1) Transport Workers Union President Roger Toussaint tore up what he said was the lawstui filed by the Corporation Counsel (and Eliot Sptizer, as state Attorney General) under the state's "Taylor Law", which specifically forbids strikes by municipal and state employees.
This law has never been tested seriously before. In fact, back in 2003 when the contract was last negotiated, the Corporation Counsel won an injuction from a judge imposing a million dollar fine for the first day of the strike, two million for the second, three for the third and so on, plus a $25,000 for each striking member. The contract was quickly settled.
I think this time we're about to see just how constitutional this law is, which gives the city and state a very heavy advantage in any labor negotiation.
2) From the New York Times: "Ms.
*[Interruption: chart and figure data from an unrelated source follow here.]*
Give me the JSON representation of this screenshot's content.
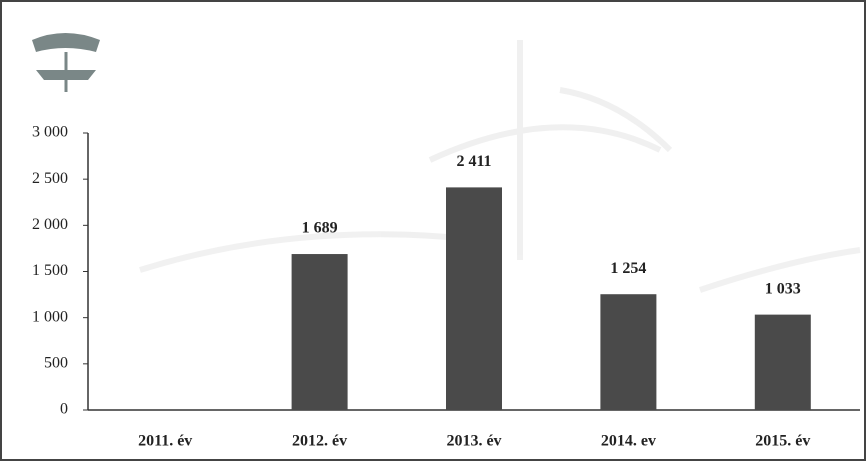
{
  "chart_data": {
    "type": "bar",
    "categories": [
      "2011. év",
      "2012. év",
      "2013. év",
      "2014. ev",
      "2015. év"
    ],
    "values": [
      0,
      1689,
      2411,
      1254,
      1033
    ],
    "value_labels": [
      null,
      "1 689",
      "2 411",
      "1 254",
      "1 033"
    ],
    "color": "#4a4a4a",
    "ylim": [
      0,
      3000
    ],
    "yticks": [
      0,
      500,
      {
        "value": 1000,
        "label": "1 000"
      },
      {
        "value": 1500,
        "label": "1 500"
      },
      {
        "value": 2000,
        "label": "2 000"
      },
      {
        "value": 2500,
        "label": "2 500"
      },
      {
        "value": 3000,
        "label": "3 000"
      }
    ],
    "grid": false
  }
}
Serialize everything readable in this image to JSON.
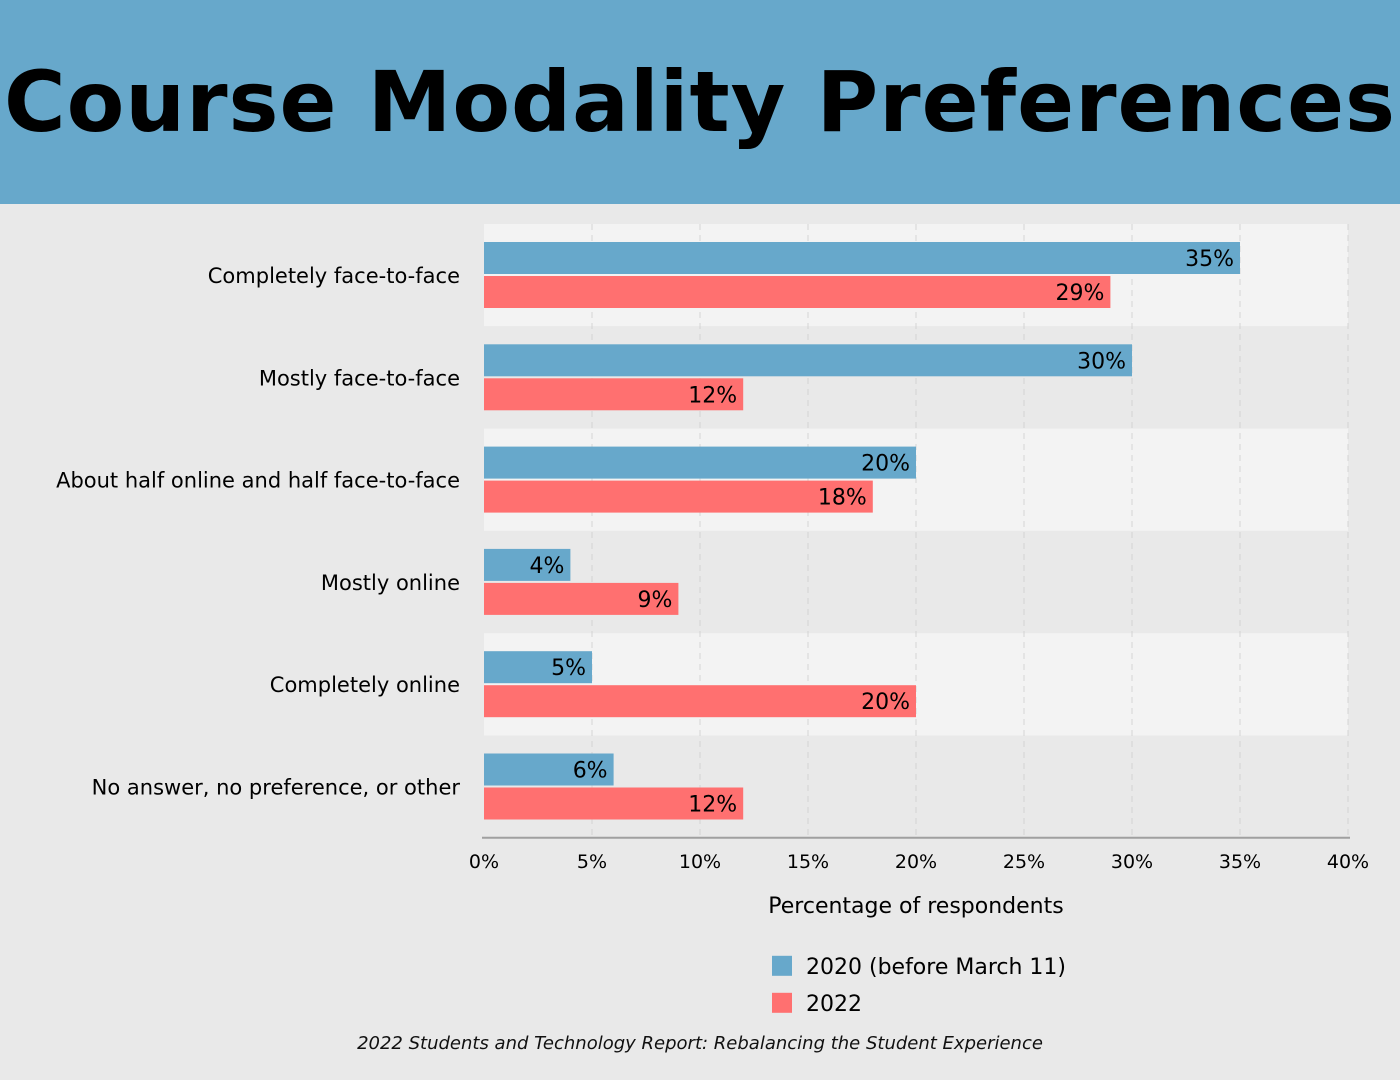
{
  "header": {
    "title": "Course Modality Preferences"
  },
  "colors": {
    "banner": "#67a8cb",
    "series_2020": "#67a8cb",
    "series_2022": "#ff7070",
    "band_light": "#f3f3f3",
    "band_dark": "#e9e9e9"
  },
  "chart_data": {
    "type": "bar",
    "orientation": "horizontal",
    "categories": [
      "Completely face-to-face",
      "Mostly face-to-face",
      "About half online and half face-to-face",
      "Mostly online",
      "Completely online",
      "No answer, no preference, or other"
    ],
    "series": [
      {
        "name": "2020 (before March 11)",
        "values": [
          35,
          30,
          20,
          4,
          5,
          6
        ],
        "labels": [
          "35%",
          "30%",
          "20%",
          "4%",
          "5%",
          "6%"
        ]
      },
      {
        "name": "2022",
        "values": [
          29,
          12,
          18,
          9,
          20,
          12
        ],
        "labels": [
          "29%",
          "12%",
          "18%",
          "9%",
          "20%",
          "12%"
        ]
      }
    ],
    "xlabel": "Percentage of respondents",
    "xlim": [
      0,
      40
    ],
    "xticks": [
      "0%",
      "5%",
      "10%",
      "15%",
      "20%",
      "25%",
      "30%",
      "35%",
      "40%"
    ],
    "grid": "vertical dashed",
    "legend_position": "bottom"
  },
  "source": "2022 Students and Technology Report: Rebalancing the Student Experience"
}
Weingarten stepped up her call for Schools Chancellor Joel I. Klein not to keep the schools open in the event of a transit shutdown.
"Since transit negotiations generally go down to the wire, most students, parents and educators would not know if there is a strike until they wake up Friday morning," she wrote to Mr. Klein. "To say there will be chaos on the first day of a transit strike is an understatement."
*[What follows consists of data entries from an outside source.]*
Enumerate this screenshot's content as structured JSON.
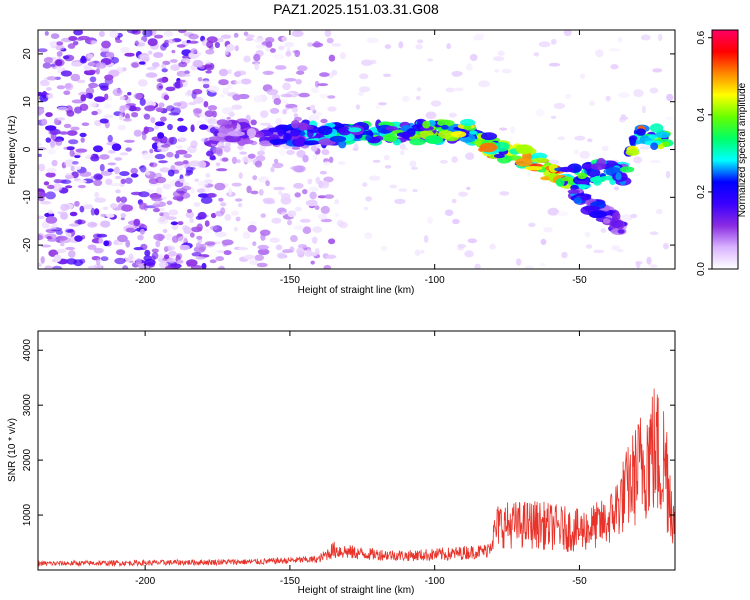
{
  "title": "PAZ1.2025.151.03.31.G08",
  "colors": {
    "line": "#e8332a",
    "axis": "#000000",
    "background": "#ffffff"
  },
  "chart_data": [
    {
      "type": "heatmap",
      "xlabel": "Height of straight line (km)",
      "ylabel": "Frequency (Hz)",
      "xlim": [
        -237,
        -17
      ],
      "ylim": [
        -25,
        25
      ],
      "x_ticks": [
        -200,
        -150,
        -100,
        -50
      ],
      "y_ticks": [
        -20,
        -10,
        0,
        10,
        20
      ],
      "grid": false,
      "colorbar": {
        "label": "Normalized spectral amplitude",
        "range": [
          0,
          0.62
        ],
        "ticks": [
          0.0,
          0.2,
          0.4,
          0.6
        ],
        "colormap": [
          "#ffffff",
          "#d9b3ff",
          "#8a2be2",
          "#3a00ff",
          "#0000ff",
          "#00ffff",
          "#00ff66",
          "#66ff00",
          "#ffff00",
          "#ff8800",
          "#ff0000",
          "#ff0066"
        ]
      },
      "ridge": [
        {
          "x": -175,
          "y": 4.0,
          "a": 0.1
        },
        {
          "x": -165,
          "y": 3.5,
          "a": 0.14
        },
        {
          "x": -155,
          "y": 3.0,
          "a": 0.2
        },
        {
          "x": -145,
          "y": 3.5,
          "a": 0.26
        },
        {
          "x": -135,
          "y": 3.0,
          "a": 0.3
        },
        {
          "x": -125,
          "y": 3.5,
          "a": 0.34
        },
        {
          "x": -115,
          "y": 3.5,
          "a": 0.36
        },
        {
          "x": -105,
          "y": 3.5,
          "a": 0.38
        },
        {
          "x": -95,
          "y": 3.8,
          "a": 0.4
        },
        {
          "x": -88,
          "y": 4.2,
          "a": 0.44
        },
        {
          "x": -80,
          "y": 0.5,
          "a": 0.5
        },
        {
          "x": -70,
          "y": -1.5,
          "a": 0.46
        },
        {
          "x": -60,
          "y": -4.5,
          "a": 0.56
        },
        {
          "x": -50,
          "y": -6.0,
          "a": 0.36
        },
        {
          "x": -42,
          "y": -4.5,
          "a": 0.3
        },
        {
          "x": -35,
          "y": -5.0,
          "a": 0.28
        },
        {
          "x": -30,
          "y": 3.5,
          "a": 0.5
        },
        {
          "x": -20,
          "y": 2.0,
          "a": 0.4
        }
      ],
      "secondary_ridge": [
        {
          "x": -52,
          "y": -9.0,
          "a": 0.25
        },
        {
          "x": -45,
          "y": -12.0,
          "a": 0.22
        },
        {
          "x": -40,
          "y": -14.0,
          "a": 0.2
        },
        {
          "x": -35,
          "y": -16.5,
          "a": 0.15
        }
      ]
    },
    {
      "type": "line",
      "xlabel": "Height of straight line (km)",
      "ylabel": "SNR (10 * v/v)",
      "xlim": [
        -237,
        -17
      ],
      "ylim": [
        0,
        4350
      ],
      "x_ticks": [
        -200,
        -150,
        -100,
        -50
      ],
      "y_ticks": [
        1000,
        2000,
        3000,
        4000
      ],
      "grid": false,
      "envelope": [
        {
          "x": -237,
          "base": 100,
          "spread": 90
        },
        {
          "x": -200,
          "base": 110,
          "spread": 100
        },
        {
          "x": -160,
          "base": 130,
          "spread": 110
        },
        {
          "x": -140,
          "base": 170,
          "spread": 130
        },
        {
          "x": -135,
          "base": 300,
          "spread": 320
        },
        {
          "x": -125,
          "base": 250,
          "spread": 230
        },
        {
          "x": -110,
          "base": 220,
          "spread": 200
        },
        {
          "x": -95,
          "base": 240,
          "spread": 250
        },
        {
          "x": -82,
          "base": 300,
          "spread": 260
        },
        {
          "x": -78,
          "base": 650,
          "spread": 850
        },
        {
          "x": -65,
          "base": 650,
          "spread": 900
        },
        {
          "x": -50,
          "base": 550,
          "spread": 800
        },
        {
          "x": -40,
          "base": 700,
          "spread": 900
        },
        {
          "x": -33,
          "base": 1200,
          "spread": 1600
        },
        {
          "x": -25,
          "base": 1700,
          "spread": 2600
        },
        {
          "x": -20,
          "base": 1400,
          "spread": 2500
        },
        {
          "x": -17,
          "base": 600,
          "spread": 700
        }
      ]
    }
  ]
}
The chancellors' office said it still planned to keep schools open, with the starting hour delayed two hours, should there be a strike."
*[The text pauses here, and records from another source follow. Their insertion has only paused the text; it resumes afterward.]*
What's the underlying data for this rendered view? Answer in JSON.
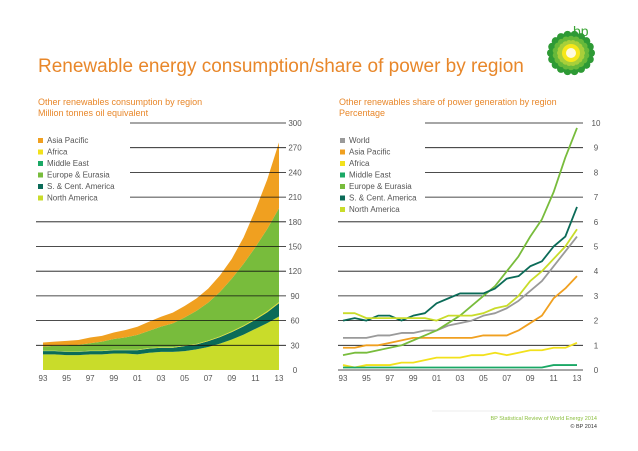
{
  "page": {
    "title": "Renewable energy consumption/share of power by region",
    "logo_text": "bp",
    "footer_source": "BP Statistical Review of World Energy 2014",
    "footer_copyright": "© BP 2014"
  },
  "colors": {
    "title": "#e8872a",
    "Asia Pacific": "#f0a020",
    "Africa": "#f2e11c",
    "Middle East": "#1aa865",
    "Europe & Eurasia": "#78bc3c",
    "S. & Cent. America": "#0b6b58",
    "North America": "#c9dc2a",
    "World": "#9a9a9a"
  },
  "chart_data": [
    {
      "type": "area",
      "stacked": true,
      "title": "Other renewables consumption by region",
      "ylabel": "Million tonnes oil equivalent",
      "x": [
        1993,
        1994,
        1995,
        1996,
        1997,
        1998,
        1999,
        2000,
        2001,
        2002,
        2003,
        2004,
        2005,
        2006,
        2007,
        2008,
        2009,
        2010,
        2011,
        2012,
        2013
      ],
      "xticks": [
        "93",
        "95",
        "97",
        "99",
        "01",
        "03",
        "05",
        "07",
        "09",
        "11",
        "13"
      ],
      "yticks": [
        "0",
        "30",
        "60",
        "90",
        "120",
        "150",
        "180",
        "210",
        "240",
        "270",
        "300"
      ],
      "ylim": [
        0,
        300
      ],
      "legend": [
        "Asia Pacific",
        "Africa",
        "Middle East",
        "Europe & Eurasia",
        "S. & Cent. America",
        "North America"
      ],
      "legend_position": "top-left",
      "series": [
        {
          "name": "North America",
          "values": [
            19,
            19,
            18,
            18,
            19,
            19,
            20,
            20,
            19,
            21,
            22,
            22,
            23,
            25,
            28,
            32,
            37,
            43,
            50,
            57,
            65
          ]
        },
        {
          "name": "S. & Cent. America",
          "values": [
            4,
            4,
            4,
            4,
            4,
            4,
            4,
            4,
            5,
            5,
            5,
            5,
            6,
            6,
            7,
            8,
            9,
            10,
            11,
            13,
            16
          ]
        },
        {
          "name": "Middle East",
          "values": [
            0.1,
            0.1,
            0.1,
            0.1,
            0.1,
            0.1,
            0.1,
            0.1,
            0.1,
            0.1,
            0.1,
            0.1,
            0.1,
            0.1,
            0.1,
            0.1,
            0.1,
            0.1,
            0.2,
            0.2,
            0.2
          ]
        },
        {
          "name": "Africa",
          "values": [
            0.3,
            0.3,
            0.3,
            0.4,
            0.4,
            0.4,
            0.5,
            0.5,
            0.5,
            0.6,
            0.6,
            0.6,
            0.7,
            0.7,
            0.8,
            0.8,
            0.9,
            1.0,
            1.0,
            1.1,
            1.2
          ]
        },
        {
          "name": "Europe & Eurasia",
          "values": [
            5,
            6,
            7,
            8,
            9,
            11,
            13,
            15,
            18,
            21,
            25,
            29,
            34,
            40,
            46,
            54,
            64,
            75,
            87,
            100,
            114
          ]
        },
        {
          "name": "Asia Pacific",
          "values": [
            5,
            5,
            6,
            6,
            7,
            7,
            8,
            9,
            10,
            11,
            12,
            13,
            14,
            15,
            17,
            20,
            24,
            32,
            45,
            60,
            80
          ]
        }
      ]
    },
    {
      "type": "line",
      "title": "Other renewables share of power generation by region",
      "ylabel": "Percentage",
      "x": [
        1993,
        1994,
        1995,
        1996,
        1997,
        1998,
        1999,
        2000,
        2001,
        2002,
        2003,
        2004,
        2005,
        2006,
        2007,
        2008,
        2009,
        2010,
        2011,
        2012,
        2013
      ],
      "xticks": [
        "93",
        "95",
        "97",
        "99",
        "01",
        "03",
        "05",
        "07",
        "09",
        "11",
        "13"
      ],
      "yticks": [
        "0",
        "1",
        "2",
        "3",
        "4",
        "5",
        "6",
        "7",
        "8",
        "9",
        "10"
      ],
      "ylim": [
        0,
        10
      ],
      "legend": [
        "World",
        "Asia Pacific",
        "Africa",
        "Middle East",
        "Europe & Eurasia",
        "S. & Cent. America",
        "North America"
      ],
      "legend_position": "top-left",
      "series": [
        {
          "name": "World",
          "values": [
            1.3,
            1.3,
            1.3,
            1.4,
            1.4,
            1.5,
            1.5,
            1.6,
            1.6,
            1.8,
            1.9,
            2.0,
            2.2,
            2.3,
            2.5,
            2.8,
            3.2,
            3.6,
            4.2,
            4.8,
            5.4
          ]
        },
        {
          "name": "Asia Pacific",
          "values": [
            0.9,
            0.9,
            1.0,
            1.0,
            1.1,
            1.2,
            1.3,
            1.3,
            1.3,
            1.3,
            1.3,
            1.3,
            1.4,
            1.4,
            1.4,
            1.6,
            1.9,
            2.2,
            2.9,
            3.3,
            3.8
          ]
        },
        {
          "name": "Africa",
          "values": [
            0.2,
            0.1,
            0.2,
            0.2,
            0.2,
            0.3,
            0.3,
            0.4,
            0.5,
            0.5,
            0.5,
            0.6,
            0.6,
            0.7,
            0.6,
            0.7,
            0.8,
            0.8,
            0.9,
            0.9,
            1.1
          ]
        },
        {
          "name": "Middle East",
          "values": [
            0.1,
            0.1,
            0.1,
            0.1,
            0.1,
            0.1,
            0.1,
            0.1,
            0.1,
            0.1,
            0.1,
            0.1,
            0.1,
            0.1,
            0.1,
            0.1,
            0.1,
            0.1,
            0.2,
            0.2,
            0.2
          ]
        },
        {
          "name": "Europe & Eurasia",
          "values": [
            0.6,
            0.7,
            0.7,
            0.8,
            0.9,
            1.0,
            1.2,
            1.4,
            1.6,
            1.9,
            2.2,
            2.6,
            3.0,
            3.4,
            4.0,
            4.6,
            5.4,
            6.1,
            7.2,
            8.6,
            9.8
          ]
        },
        {
          "name": "S. & Cent. America",
          "values": [
            2.0,
            2.1,
            2.0,
            2.2,
            2.2,
            2.0,
            2.2,
            2.3,
            2.7,
            2.9,
            3.1,
            3.1,
            3.1,
            3.3,
            3.7,
            3.8,
            4.2,
            4.4,
            5.0,
            5.4,
            6.6
          ]
        },
        {
          "name": "North America",
          "values": [
            2.3,
            2.3,
            2.1,
            2.1,
            2.1,
            2.1,
            2.1,
            2.1,
            2.0,
            2.2,
            2.2,
            2.2,
            2.3,
            2.5,
            2.6,
            3.0,
            3.6,
            4.0,
            4.5,
            5.0,
            5.7
          ]
        }
      ]
    }
  ]
}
Randy Weingarten was at the rally held outside of the Hyatt Regency last night in support of the TWU (and Roger Toussaint). While she cannot overtly call her members out on strike (and thus invoke Taylor Law sanctions on her union), a sick-out seems to be the message here.
3) From the Taxi & Limousine Commission:"All For-Hire Vehicles and Commuter Vans licensed by the TLC will be authorized, for the duration of the emergency, to pick up passengers without pre-arrangement for the purpose of providing Group Ride service. This shall include the pick-up of passengers by street hail at any location within the City of New York."
OK, sounds reasonable, except you need cab drivers to enforce this. Trouble is, some of the larger cab driver associations (they can't call them unions, since driver's are contractors) have said they will sit out any strike. Why?
What the TLC proposes is basically zone pricing. If I pick you up in Zone A, and stop for a few other passengers, and you're going to Zone B, and them to Zone C and D, I've lost money on my fares, not to mention that with gasoline so expensive, I've now got a lower profit (you'd think a group would be a better profit, but not in this case), plus the added traffic to deal with.
Not a happy circumstance, by any means. Add to this that most cabs operate in Manhattan south of 96th Street, which will have mandatory car-pooling (four passengers or more per vehicle), and you can start to see that cab drivers are going to get a bit shafted where in a true capitalist society, they should be making a windfall profit.